Topic: Language Research Challenges for the Next Billion Users
With proliferation of mobile devices and internet, we are witnessing a new generation of new internet users. This next wave of new Internet users (or the next billion users for Google) have unique requirements from web search, web applications and the Internet in general. In this talk we explore three important and unique research challenges that arise from the usage patterns of the next billion users. First, translation is a very important tool to interact with the web that is predominantly in English. We focus on methods to develop high quality translation models for low resource languages where training data is sparse and noisy. Second, code-mixing is a very common phenomenon among multilingual users where two or more languages are used in the same utterance / sentence. Code-Mixing is a phenomenon that is highly diverse across various user groups. We focus on how to develop robust and controllable generation models that can produce diverse code mixed text with precise controls.

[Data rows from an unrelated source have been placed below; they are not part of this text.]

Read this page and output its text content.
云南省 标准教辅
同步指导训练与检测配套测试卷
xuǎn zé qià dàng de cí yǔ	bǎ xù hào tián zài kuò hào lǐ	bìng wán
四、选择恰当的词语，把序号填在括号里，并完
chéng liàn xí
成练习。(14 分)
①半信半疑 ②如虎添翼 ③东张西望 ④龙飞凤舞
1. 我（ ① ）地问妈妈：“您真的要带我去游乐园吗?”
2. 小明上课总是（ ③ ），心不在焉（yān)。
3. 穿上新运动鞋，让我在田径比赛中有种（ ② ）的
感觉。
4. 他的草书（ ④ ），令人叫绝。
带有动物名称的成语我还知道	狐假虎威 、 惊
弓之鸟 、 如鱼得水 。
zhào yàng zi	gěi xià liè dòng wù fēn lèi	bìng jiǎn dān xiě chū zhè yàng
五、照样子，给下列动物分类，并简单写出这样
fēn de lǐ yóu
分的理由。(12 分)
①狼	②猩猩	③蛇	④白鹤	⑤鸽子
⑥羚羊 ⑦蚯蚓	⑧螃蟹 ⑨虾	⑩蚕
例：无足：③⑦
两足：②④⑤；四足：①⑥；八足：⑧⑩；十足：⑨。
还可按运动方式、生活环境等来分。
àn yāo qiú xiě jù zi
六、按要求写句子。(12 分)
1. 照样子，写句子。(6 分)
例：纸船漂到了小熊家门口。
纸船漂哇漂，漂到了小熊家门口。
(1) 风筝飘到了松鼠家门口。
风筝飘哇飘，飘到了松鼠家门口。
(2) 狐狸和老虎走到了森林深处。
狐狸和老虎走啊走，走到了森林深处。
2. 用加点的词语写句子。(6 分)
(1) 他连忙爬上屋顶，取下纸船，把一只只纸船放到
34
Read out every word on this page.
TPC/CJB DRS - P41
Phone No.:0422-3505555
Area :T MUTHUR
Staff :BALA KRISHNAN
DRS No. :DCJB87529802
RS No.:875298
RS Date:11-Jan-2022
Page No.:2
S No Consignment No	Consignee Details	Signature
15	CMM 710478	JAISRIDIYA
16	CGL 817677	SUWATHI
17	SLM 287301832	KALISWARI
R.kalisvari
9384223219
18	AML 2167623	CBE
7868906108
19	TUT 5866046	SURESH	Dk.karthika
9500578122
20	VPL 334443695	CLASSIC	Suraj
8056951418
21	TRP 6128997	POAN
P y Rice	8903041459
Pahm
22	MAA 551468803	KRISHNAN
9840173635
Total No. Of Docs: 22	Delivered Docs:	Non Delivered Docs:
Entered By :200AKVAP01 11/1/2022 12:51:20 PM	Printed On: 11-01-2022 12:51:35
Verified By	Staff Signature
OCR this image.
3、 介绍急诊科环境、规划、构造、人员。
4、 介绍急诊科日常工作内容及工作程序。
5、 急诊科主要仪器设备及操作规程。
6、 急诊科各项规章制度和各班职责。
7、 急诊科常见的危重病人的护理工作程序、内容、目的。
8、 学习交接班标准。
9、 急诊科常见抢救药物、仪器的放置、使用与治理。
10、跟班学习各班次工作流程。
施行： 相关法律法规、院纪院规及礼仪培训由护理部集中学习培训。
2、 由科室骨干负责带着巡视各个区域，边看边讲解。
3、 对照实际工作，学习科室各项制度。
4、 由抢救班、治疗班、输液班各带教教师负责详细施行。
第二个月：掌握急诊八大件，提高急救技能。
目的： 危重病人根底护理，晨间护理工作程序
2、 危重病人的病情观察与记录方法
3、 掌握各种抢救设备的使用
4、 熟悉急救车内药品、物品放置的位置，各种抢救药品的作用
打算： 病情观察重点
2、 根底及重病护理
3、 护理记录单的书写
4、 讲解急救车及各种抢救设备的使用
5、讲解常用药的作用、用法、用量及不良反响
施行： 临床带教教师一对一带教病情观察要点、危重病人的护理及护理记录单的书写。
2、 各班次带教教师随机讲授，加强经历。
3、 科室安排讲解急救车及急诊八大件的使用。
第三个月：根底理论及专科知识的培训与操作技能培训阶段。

Finally, we present an observation that for multilingual users, their L1 (native) language has an effect on the spelling patterns of a L2 language. We present methods to measure and improve the robustness of language models towards inter-language phonetic influence.
Dr. Aravindan Raghuveer is a Principal Engineer in Google Research India. Before that, he worked as a Research Scientist on Facebook and Principal Research Engineer at Yahoo Labs. Aravindan received his M.S. degree in computer engineering and PhD in Computer Science, both from the University of Minnesota, Twin Cities,. He received his B.E. in computer science from the University of Madras, India, in 2001. His research interests include Large Scale Machine Learning and Natural Language Processing.